Environment Variables
| Variable | Required | Description |
|----------|----------|-------------|
| BRAVE_API_KEY | No | Brave Search API key (enables 4 search tools) |
| TWOCAPTCHA_API_KEY | No | 2Captcha API key (enables auto CAPTCHA solving) |
| LLM_API_KEY | No | Anthropic, OpenAI, or MiniMax API key (enables ai_extract) |
| LLM_PROVIDER | No | anthropic, openai, or minimax (default: anthropic).
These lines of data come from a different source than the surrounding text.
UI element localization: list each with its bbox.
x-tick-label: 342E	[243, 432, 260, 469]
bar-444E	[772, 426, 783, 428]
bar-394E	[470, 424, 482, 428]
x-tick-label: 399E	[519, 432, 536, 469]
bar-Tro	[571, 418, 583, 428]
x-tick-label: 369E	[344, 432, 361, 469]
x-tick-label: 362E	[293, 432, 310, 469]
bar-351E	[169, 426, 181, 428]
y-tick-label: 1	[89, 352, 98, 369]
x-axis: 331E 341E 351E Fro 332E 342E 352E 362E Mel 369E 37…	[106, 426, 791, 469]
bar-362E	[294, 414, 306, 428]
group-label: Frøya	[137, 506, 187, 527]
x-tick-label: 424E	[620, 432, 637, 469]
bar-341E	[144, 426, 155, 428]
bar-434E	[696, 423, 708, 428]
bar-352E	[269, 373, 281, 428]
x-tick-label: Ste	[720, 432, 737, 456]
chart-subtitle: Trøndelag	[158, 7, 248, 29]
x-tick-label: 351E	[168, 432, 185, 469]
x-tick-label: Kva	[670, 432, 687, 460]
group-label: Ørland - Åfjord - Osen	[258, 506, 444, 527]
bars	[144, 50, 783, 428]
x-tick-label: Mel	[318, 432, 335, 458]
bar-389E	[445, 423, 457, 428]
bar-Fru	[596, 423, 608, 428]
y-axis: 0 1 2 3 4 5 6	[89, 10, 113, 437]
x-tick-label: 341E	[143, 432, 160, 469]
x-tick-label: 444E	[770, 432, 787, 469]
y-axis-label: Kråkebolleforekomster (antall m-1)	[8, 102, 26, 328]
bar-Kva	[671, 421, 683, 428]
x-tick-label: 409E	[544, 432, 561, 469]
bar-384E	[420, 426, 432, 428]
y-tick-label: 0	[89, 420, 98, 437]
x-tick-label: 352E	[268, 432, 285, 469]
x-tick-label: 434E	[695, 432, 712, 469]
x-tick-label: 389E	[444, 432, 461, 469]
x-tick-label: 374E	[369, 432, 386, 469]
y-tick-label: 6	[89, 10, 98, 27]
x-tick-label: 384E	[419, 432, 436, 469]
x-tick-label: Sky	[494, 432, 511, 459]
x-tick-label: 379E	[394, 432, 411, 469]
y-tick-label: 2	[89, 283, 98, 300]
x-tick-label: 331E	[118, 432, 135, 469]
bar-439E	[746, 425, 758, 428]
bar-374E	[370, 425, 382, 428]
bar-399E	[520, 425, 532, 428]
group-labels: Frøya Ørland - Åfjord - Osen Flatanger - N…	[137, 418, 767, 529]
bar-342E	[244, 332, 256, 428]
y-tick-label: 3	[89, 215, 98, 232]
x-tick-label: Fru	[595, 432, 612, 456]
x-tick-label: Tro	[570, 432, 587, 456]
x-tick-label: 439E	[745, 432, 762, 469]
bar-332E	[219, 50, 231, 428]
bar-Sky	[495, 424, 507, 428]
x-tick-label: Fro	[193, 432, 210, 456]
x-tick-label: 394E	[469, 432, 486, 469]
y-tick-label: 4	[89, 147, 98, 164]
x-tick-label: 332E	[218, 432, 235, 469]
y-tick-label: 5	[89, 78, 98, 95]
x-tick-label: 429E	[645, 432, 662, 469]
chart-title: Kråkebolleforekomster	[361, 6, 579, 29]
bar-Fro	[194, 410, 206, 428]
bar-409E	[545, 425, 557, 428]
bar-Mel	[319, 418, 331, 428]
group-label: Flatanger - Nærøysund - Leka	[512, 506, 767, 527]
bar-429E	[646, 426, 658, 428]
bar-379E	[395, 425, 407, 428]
Recommended: minimax with MiniMax-M1 — best price/performance for extraction |
| LLM_MODEL | No | Override default LLM model |
| OPENAI_API_KEY | No | OpenAI API key for Whisper transcription (transcribe any YouTube video without captions) |
| SESSION_ENCRYPTION_KEY | No | 32-byte hex key for encrypting session files at rest |
| PROXY_URL | No | Single proxy URL (http/https/socks4/socks5) |
| PROXY_URLS | No | Comma-separated proxy URLs for rotation |
| BROWSER_POOL_SIZE | No | Max pooled browser instances (default: 3) |
| RESPECT_ROBOTS | No | Respect robots.txt (default: true) |
| CHROME_PROFILE_PATH | No | Chrome user data dir for authenticated sessions |
| NO_COLOR | No | Disable colored output |
| CI | No | Auto-detected; disables TTY features |
Development
git clone https://github.com/ceoimperiumprojects/imperium-crawl
cd imperium-crawl
npm install
npm run build
npm run dev # Watch mode (rebuild on changes)
npm test # 466 tests
npm start # Start CLI (shows help or TUI)Contributing
Contributions welcome! Whether it's a bug fix, new tool, or documentation improvement — open an issue or PR.
# Fork the repo, then:
git clone https://github.com/YOUR_USERNAME/imperium-crawl
cd imperium-crawl
npm install
git checkout -b my-feature
# Make changes...
npm test
git push origin my-feature
# Open a PRLicense
MIT — use it however you want. Free forever.